Tak peduli apapun pekerjaanya asalkan
halal, itu pula menjadi motonya dalam bekerja.
Pagi haripun tiba …
“Dio !! Bangun Nak ?! Katanya kamu ada
kerjaan di sawah Pak Gerry?” kata ibunya dengan nada sedikit keras sambil
memasak di dapur agar Dio terbngun …
“Ia Bu !! Ini baru saja selesai mandi”
sahut Dio dari kamarnya …
“Sarapan dulu Nak ?!” tanya ibunya
“Bungkus saja Bu !” sahut nya
Dio pun berangkat menuju sawah pak Gerry …
Sore pun tiba , sang
surya sudah berwarna jingga menghiasi indahnya langit desa, Dio pun kembali
dari sawah dan langsung melapor ke rumah Pak Gerry tentang pekerjaannya …
“Pak Gerry!!” Panggil Dio dari depan
rumahnya
“Oh, kamu Dio , bagaimana pekerjaanya?
Beres?” tanya Pak Gerry
“Tenang aja pak ! udah beres koq !!” jawab
Dio dengan semangat
“Ohh Sipp lakh .. ini upahnya” kata Pak
Gerry sembari menyodorkan uang upahnya ..

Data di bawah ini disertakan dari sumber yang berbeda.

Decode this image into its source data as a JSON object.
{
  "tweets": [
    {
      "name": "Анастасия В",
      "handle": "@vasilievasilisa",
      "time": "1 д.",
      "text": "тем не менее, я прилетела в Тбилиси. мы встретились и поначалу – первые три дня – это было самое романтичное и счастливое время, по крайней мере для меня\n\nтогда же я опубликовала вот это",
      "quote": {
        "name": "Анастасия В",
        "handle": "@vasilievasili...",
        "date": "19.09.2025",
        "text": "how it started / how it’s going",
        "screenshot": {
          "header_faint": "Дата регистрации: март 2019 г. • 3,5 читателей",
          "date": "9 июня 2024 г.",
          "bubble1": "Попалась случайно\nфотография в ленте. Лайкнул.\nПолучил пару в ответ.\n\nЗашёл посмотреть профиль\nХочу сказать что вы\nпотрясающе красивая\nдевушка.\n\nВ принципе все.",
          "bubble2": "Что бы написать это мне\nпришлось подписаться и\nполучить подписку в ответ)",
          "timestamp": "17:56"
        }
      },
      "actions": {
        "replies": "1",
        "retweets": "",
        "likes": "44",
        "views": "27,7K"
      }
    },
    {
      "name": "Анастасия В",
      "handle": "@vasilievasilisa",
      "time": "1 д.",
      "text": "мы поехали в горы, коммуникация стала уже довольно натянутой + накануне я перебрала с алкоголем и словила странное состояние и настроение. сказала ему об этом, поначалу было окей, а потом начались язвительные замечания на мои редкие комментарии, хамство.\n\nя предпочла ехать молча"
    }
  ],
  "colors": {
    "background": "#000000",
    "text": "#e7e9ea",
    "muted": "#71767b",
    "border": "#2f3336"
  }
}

“Makasih Pak !!” kata Dio sambil tersenyum
“Sama-sama , oh iya , ada temen bapak yang
lagi nyari orang buat kerjaan, kamu mau gak?” tanya Pak Gerry
“Emang kerjanya gimana pak?” tanya Dio
“Oh kerjanya sihh di kebun teh , ya
memetik teh , mengurus tanaman teh dan lain-lain. Soal gaji sih lumayan antara
700.000 sampai 1.000.000 sih per bulan” jelas Pak Gerry
“Wah !! Mau pak !! dimana kebunnya?” tanya
Dio penuh semangat
“Kebunnya ada di Bogor, tapi kalau kamu
bersedia , lusa akan ada travel ke daerah Bogor nanti Bapak ngomong ke temen
Bapak supaya biayain travel itu” jelas Pak Gerry
“Wah ! Makasih banyak ya Pak ?!” kata Dio
kegirangan
Dio pun langsung berlari tunggang langgang
ke rumahnya …
“Ibbuuuu !! Ibbuuuu …!!” teriak Dio
kegirangan
“A-ada apa Nak? Sepertinya kamu senang
sekali hari ini?” tanya Ibunya
“Ibuu !! Dio dapat kerjaan di Kebun Teh di
Bogor !!” kata Dio kegirangan
“Wahh !! Selamat ya Nak?! Kapan
berangkatnya?” tanya ibunya
“Lusa Bu!” kata Dio
Dio pun segera berkemas untuk lusa hari
Malam hari nya …
Dio berbicara sendiri sembari melihat
komik dan novel koleksinya ..
“Naruto !! Selama ini aku hanya bisa
membaca komik tentangmu !! Tentang kejayaaan dan kesuksessan mu !! Tentang
perjuanganmu !! Kini tiba masanya dimana kisahmu akan jadi kisahku !! Aku akan
mulai dari Zero untuk jadi Hero sepertimu !! Naruto !! Iniliah Kisahku !!!”